Si vous voulez vous plonger dans un monde où la réalité, le rêve, l’imaginaire et un certain réalisme saisissant se côtoient sans choquer (la vie n’est-elle pas souvent faite ainsi, malgré les apparences ?), si vous voulez pénétrer dans le labyrinthe compliqué mais combien attachant de l’âme d’un artiste, ce livre est fait pour vous ! Vous comprendrez peut-être un peu mieux ces êtres originaux, un peu fous souvent, que sont les artistes. Et Dieu sait que notre monde actuel mis en fiches et en données a besoin de ces individus «à part », inclassables.
Vous verrez aussi que certains parmi eux veulent exceller dans leur art (car, chez les artistes comme dans d’autres milieux, il y a l’élite, c'est-à-dire ceux qui visent la perfection sans se soucier outre mesure des honneurs et des bravos).
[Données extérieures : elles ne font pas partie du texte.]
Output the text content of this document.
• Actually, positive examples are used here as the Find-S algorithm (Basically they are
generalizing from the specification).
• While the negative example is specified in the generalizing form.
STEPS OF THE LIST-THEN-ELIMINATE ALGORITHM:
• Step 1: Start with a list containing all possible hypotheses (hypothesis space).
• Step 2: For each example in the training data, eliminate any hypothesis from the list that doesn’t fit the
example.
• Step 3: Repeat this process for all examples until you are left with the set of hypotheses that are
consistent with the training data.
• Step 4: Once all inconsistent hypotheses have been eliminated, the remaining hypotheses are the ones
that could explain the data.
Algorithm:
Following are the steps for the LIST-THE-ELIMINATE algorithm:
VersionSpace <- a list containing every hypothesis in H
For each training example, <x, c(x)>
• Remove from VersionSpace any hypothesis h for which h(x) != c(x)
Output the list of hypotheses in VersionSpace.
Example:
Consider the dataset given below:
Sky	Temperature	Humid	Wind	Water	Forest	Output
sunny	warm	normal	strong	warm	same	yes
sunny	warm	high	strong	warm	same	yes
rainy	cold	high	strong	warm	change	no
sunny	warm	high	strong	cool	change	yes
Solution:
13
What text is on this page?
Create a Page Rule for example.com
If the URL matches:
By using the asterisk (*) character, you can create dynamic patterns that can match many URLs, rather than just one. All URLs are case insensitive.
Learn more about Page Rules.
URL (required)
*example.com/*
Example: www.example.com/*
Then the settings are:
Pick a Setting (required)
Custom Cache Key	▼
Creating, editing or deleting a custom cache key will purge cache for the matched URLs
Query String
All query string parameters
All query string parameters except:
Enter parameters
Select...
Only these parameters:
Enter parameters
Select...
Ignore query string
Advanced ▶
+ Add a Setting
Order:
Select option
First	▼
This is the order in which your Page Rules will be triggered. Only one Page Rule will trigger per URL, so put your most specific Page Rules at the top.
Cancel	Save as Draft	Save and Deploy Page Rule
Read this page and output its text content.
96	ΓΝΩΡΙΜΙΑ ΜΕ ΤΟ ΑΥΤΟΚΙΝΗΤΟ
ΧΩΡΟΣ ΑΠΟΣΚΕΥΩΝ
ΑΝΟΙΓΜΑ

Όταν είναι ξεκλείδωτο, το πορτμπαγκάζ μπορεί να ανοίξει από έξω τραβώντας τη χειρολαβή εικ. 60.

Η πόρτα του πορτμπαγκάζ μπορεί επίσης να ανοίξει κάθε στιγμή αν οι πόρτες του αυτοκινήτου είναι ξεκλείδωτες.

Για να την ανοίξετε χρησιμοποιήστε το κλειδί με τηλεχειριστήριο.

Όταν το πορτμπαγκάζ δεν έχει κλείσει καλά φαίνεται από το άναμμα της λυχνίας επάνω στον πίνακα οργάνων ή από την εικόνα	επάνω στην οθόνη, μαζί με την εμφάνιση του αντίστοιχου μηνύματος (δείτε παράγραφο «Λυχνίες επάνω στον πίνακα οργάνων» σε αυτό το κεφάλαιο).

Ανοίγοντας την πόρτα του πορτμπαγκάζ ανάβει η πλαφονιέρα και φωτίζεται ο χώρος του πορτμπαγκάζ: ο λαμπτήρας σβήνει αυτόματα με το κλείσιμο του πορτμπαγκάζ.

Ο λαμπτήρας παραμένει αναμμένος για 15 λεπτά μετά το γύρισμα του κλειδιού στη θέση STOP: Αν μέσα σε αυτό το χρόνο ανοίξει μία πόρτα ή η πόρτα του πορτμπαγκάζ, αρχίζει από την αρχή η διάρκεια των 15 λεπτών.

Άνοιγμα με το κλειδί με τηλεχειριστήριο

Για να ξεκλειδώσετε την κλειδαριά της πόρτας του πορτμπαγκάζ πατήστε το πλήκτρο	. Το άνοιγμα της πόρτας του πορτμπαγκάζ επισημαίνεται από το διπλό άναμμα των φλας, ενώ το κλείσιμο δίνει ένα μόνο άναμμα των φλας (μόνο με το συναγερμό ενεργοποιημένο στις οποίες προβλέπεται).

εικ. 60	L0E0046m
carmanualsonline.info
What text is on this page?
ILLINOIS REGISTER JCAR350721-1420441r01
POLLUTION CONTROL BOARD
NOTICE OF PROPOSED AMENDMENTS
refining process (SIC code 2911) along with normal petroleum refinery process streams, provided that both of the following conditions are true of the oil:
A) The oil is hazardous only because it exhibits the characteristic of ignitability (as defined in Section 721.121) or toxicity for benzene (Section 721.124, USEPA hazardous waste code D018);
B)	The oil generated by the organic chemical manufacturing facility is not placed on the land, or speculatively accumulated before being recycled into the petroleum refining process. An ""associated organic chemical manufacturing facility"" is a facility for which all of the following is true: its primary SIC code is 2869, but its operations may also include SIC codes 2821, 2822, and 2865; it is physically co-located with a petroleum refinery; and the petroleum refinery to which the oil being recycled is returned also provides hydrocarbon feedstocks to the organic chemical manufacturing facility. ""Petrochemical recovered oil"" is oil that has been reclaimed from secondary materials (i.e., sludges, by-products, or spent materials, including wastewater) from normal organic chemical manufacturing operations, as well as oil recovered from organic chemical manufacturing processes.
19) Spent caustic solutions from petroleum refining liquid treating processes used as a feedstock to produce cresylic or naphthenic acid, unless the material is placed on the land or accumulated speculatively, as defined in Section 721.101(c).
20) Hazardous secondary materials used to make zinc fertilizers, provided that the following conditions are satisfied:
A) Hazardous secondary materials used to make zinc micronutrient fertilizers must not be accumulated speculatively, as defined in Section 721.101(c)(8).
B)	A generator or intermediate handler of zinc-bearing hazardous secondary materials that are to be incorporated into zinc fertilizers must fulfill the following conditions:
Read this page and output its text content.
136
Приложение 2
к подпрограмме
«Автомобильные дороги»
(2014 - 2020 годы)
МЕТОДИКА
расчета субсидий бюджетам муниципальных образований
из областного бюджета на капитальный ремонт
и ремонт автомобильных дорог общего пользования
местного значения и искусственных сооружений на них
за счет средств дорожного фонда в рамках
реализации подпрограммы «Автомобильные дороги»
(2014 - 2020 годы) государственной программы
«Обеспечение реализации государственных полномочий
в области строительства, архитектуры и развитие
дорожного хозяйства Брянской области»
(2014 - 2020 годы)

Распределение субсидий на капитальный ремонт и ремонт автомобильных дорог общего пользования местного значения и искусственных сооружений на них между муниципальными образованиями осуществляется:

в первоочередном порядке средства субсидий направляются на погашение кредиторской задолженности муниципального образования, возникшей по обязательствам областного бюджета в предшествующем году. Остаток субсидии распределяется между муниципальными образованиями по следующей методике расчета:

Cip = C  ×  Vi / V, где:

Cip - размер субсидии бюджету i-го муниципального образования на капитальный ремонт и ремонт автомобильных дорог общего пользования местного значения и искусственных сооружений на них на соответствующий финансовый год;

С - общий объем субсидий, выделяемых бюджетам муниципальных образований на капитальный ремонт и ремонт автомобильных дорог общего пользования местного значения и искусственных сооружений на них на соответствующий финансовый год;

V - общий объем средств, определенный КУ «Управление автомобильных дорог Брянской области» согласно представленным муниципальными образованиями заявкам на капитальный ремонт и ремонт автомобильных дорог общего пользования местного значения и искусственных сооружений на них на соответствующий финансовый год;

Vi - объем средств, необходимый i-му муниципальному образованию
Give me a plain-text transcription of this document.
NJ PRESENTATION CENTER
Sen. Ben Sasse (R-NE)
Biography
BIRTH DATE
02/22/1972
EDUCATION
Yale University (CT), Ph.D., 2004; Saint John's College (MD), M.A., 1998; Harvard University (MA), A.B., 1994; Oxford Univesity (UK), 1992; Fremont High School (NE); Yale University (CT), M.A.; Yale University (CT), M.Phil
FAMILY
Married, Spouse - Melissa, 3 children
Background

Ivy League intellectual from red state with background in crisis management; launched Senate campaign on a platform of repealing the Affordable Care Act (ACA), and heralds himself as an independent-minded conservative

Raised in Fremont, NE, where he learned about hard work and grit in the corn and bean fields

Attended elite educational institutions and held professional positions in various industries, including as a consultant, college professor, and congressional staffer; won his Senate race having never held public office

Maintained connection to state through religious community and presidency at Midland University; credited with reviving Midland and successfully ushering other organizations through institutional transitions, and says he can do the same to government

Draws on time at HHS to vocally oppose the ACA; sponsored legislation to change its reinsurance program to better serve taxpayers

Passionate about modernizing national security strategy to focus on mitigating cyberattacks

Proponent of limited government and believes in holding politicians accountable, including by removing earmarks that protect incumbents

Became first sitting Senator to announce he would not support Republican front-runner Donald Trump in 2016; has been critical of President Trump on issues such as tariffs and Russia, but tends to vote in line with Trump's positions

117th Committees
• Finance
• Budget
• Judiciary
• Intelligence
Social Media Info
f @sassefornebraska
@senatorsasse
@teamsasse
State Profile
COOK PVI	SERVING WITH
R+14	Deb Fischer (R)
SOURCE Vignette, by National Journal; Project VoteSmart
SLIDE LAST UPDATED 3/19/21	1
Aubin appellera cela « la ligature ». Ces « perfectionnistes » se sacrifieront pour leur art, allant jusqu’à l’autodestruction. Certains êtres brûlent leur vie, celle-ci ne peut qu’être brève car ils se donnent sans compter. L’Art, et la musique en particulier, est une mère exigeante qui dévore parfois ses petits. Ill est vrai que, déjà, dans le premier roman, le pianiste n’était pas appelé à vivre longtemps. Mais ce deuxième roman met un point final à cette œuvre menée avant tant de brio. Je ne vous dirai pas de quelle façon car je ne voudrais pas gâcher le plaisir du lecteur. Plaisir et émotion qui furent les miens quand je terminai ce roman.
Pour les artistes, ils se reconnaîtront dans le portrait d’Aubin (dans une plus ou moins grande mesure). Quant aux autres, les « cartésiens », ce livre leur ouvrira des horizons nouveaux et leur permettra de mieux appréhender le monde de l’Art, avec sa complexité, ses richesses, sa marginalité parfois, ses faiblesses, sa fragilité et ses déchirures. Au-delà du portrait d’Aubin, le deuxième roman de Carmen Desor donne accès à tout un univers où l’amour sous toutes ses formes est roi, en particulier celui qui anime l’artiste pour son œuvre, amour passionné qui envahit une existence, mais amour fascinant pour ceux qui ont le bonheur de pouvoir le découvrir au travers de cette lecture, et je souhaite qu’ils soient nombreux.